The United Nations Outer Space Treaty was made official in 1967 and states that all space exploration should strive to keep human bacteria out of the cosmos. That’s easier said than done, seeing as the human body is home to trillions of bacterial cells, so NASA started an Office of Planetary Protection to ensure precautions are carried out.

InSight is classified as a Category IVa mission, which means there’s a significant chance it could cause contamination that “could jeopardize future biological exploration.” Ryan Hendrickson, a NASA planetary protection engineer, told Wired this means only “300,000 spores” can be present on the spacecraft when it launches.

Diagram of the InSight lander once it is fully deployed on the Martian surface.

NASA/JPL-CALTECH

“If you piled those all into one place, they would probably fit on a hangnail,” explains Hendrickson.

For this reason, InSight has been sequestered in a completely sanitized “cleanroom” at the Vandenberg Air Force Base in California.
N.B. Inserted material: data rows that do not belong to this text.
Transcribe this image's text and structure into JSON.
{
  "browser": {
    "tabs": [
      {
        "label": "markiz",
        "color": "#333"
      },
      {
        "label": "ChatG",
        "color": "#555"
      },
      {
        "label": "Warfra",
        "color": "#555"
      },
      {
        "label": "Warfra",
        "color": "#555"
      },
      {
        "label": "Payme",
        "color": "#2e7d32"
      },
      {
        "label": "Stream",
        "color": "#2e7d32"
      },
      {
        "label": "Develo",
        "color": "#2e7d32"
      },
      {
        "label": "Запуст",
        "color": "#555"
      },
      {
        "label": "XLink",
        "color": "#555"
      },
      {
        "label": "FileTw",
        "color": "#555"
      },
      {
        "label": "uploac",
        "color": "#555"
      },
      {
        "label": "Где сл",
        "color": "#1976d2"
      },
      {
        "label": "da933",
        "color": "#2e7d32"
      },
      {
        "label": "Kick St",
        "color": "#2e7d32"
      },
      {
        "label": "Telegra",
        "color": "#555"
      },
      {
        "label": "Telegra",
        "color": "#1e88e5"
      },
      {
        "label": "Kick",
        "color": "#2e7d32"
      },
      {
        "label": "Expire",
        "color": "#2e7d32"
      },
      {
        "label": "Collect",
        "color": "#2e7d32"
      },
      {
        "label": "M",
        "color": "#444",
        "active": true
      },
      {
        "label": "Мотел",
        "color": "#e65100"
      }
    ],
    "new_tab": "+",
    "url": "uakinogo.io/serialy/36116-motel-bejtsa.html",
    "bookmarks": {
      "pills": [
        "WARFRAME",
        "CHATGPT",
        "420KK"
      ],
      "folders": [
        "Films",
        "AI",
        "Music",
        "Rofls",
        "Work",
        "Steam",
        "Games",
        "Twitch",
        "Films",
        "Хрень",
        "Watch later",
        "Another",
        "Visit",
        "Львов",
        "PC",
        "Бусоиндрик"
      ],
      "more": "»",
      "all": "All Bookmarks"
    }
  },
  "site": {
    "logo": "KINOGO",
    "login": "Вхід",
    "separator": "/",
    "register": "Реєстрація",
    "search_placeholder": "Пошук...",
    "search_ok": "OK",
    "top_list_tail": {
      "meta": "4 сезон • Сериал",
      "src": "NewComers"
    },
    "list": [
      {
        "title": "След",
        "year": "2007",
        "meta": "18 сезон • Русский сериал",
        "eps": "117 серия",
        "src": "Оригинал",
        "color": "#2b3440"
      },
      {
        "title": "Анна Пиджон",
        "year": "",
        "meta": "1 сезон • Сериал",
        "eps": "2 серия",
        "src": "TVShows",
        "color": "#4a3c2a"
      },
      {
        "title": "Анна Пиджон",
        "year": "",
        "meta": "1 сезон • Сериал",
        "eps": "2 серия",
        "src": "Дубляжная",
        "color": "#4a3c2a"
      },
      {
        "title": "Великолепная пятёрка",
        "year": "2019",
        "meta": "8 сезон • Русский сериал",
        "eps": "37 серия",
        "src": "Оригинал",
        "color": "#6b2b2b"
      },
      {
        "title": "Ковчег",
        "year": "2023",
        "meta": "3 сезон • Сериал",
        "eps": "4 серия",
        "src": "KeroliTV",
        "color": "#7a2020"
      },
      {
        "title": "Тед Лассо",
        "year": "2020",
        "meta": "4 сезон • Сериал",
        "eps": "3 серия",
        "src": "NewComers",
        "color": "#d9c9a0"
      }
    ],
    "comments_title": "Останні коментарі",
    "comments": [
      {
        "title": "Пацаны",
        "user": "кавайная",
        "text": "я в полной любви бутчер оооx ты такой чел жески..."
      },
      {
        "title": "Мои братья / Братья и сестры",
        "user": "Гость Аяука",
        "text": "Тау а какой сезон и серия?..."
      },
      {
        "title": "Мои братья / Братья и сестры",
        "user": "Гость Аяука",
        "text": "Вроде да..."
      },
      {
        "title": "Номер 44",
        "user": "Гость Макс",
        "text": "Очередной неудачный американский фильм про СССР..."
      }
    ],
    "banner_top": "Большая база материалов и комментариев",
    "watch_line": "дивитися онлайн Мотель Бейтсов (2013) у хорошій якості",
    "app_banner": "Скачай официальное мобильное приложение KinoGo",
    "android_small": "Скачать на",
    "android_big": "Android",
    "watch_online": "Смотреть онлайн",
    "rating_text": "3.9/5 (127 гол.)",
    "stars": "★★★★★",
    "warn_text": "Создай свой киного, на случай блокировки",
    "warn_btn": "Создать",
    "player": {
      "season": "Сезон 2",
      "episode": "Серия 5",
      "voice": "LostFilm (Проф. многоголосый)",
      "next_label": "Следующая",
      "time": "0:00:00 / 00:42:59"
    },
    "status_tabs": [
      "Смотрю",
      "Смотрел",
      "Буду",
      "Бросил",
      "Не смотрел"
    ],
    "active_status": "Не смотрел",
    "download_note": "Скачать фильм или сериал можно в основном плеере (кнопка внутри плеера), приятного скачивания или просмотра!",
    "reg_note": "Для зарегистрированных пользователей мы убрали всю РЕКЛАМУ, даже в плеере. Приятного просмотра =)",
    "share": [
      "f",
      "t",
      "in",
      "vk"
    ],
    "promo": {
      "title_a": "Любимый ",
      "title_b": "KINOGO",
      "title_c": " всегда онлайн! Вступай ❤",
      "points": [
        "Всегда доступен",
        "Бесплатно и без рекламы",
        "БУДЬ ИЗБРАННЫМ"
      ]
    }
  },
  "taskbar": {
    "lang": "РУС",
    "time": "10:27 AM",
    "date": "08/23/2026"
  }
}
Anyone that wants to enter this chamber of cleanliness has to be sterilized from head to toe and slip into some coveralls. The probe will stay quarantined until it’s time for it to be launched into space.

The probe will blast past the atmosphere aboard a United Launch Alliance Atlas V-401 rocket. Once it reaches Mars the stationary lander will pick up the seismic waves created by marsquakes — you know, like earthquakes, but on Mars — to map the planet’s interior. This data will give astronomers an idea of how rocky planets, like Earth, formed in our solar system billions of years ago.

So as long as nobody licks InSight on launch day, it should touch down on Mars with no more than a couple hundred thousand bacterial stowaways.